Score another win for the gun-sense team. On Monday the Governor of Oregon, Kate Brown, signed into law a bill that basically requires background checks for all gun transfers in the state. The measure is similar to the I-594 initiative that now requires universal background checks in neighboring Washington State. So now, with a few exceptions, anyone living on the West Coast between Canada and Mexico must undergo the NICS background check process in order to buy, sell, or transfer a gun.
I wouldn’t necessarily take the short odds against background checks becoming law of the land, if only because although we usually think our country was settled east to west, in fact much of our culture has moved west to east. California was already settled by Spanish conquistadores and their descendants while Virginia, Massachusetts and the other colonies were still largely woods, and much of our modern culture first appeared on the West Coast in the form of movies and tv. I first heard of ‘health food’ when I went from New York to teach at Berkeley in 1976. And let’s not forget where Starbucks got started, ditto Ronald Reagan and the ‘modern conservative movement’ along with half-and-half.
I have no issue with the notion that background checks keep guns out of the ‘wrong hands.’ I also don’t believe the nonsense thrown around by so-called 2nd-Amendment ‘absolutists’ that background checks are a violation of their constitutional rights. But we shouldn’t just assume that because the FBI says that slightly more than 1 million NICS transactions have been denied since the system became operational in 1998 that this somehow translates into one million guns being kept away from the ‘wrong hands,’ which means kept away from people who will use those guns to commit violence and crimes.

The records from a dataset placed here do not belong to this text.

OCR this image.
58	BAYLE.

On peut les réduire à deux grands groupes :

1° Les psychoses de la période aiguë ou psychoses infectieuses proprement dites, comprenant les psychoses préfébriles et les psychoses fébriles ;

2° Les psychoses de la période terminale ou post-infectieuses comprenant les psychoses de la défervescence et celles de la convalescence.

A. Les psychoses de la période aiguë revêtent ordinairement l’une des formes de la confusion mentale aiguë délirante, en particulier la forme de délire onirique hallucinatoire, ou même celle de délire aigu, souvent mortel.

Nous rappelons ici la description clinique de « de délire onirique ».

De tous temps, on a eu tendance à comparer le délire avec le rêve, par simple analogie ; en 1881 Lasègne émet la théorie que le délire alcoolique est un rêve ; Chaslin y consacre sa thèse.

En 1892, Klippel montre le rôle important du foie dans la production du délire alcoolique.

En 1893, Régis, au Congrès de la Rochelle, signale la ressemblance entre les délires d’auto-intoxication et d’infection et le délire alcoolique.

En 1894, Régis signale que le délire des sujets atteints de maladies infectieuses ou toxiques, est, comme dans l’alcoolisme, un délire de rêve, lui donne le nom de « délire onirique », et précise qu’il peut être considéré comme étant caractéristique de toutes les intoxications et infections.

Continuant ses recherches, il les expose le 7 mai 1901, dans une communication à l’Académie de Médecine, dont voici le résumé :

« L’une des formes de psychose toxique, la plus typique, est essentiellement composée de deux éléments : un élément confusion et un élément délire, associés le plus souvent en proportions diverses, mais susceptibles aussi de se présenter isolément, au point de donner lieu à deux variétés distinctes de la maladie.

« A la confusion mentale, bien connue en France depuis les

We really don’t know why violent crime rates, particularly gun crime rates, have dropped by 50% over the last twenty years. And because we don’t know why this has occurred, it’s not clear that any of the solutions, including background checks, will result in gun violence dropping any more. I’m not suggesting that we should stop strengthening gun regulations just because, to parrot the NRA, criminals don’t obey laws. If we used criminal response to laws as a criteria for judging the effectiveness of our legal codes, we would never pass a single statute at all. What I am suggesting is that if we continue to define gun violence as a preventable public health issue, which is how we have been defining it since 1981, we should set realistic goals for reductions in gun violence and use these goals to judge the effectiveness of the policies and strategies that are espoused.
In fact, the CDC has adopted what they believe to be realistic goals for reductions in gun violence over the next five years. These goals call for a 10% reduction by 2020 in gun homicides, non-fatal shootings and children bringing guns into schools. I think the time has come for activists who are working to end gun violence to sit down, en masse, and figure out whether the CDC numbers are realistic, or need to be adjusted, or need to be replaced by a different set of criteria and a different set of goals. And the gun industry should be invited to participate in this discussion as well.
The gun industry used to count on the fact that the upsurge in concern about gun violence which followed every high-profile shooting would quickly run its course. Frankly, I thought the groundswell provoked by Sandy Hook would be over by the time the first anniversary of the tragedy rolled around. But recent events in Washington State and Oregon have proven me wrong. And when it comes to public health policies, things have a way of taking on a momentum and a life of their own. As I said early on, I wouldn’t take the short odds against more gun regulations down the line.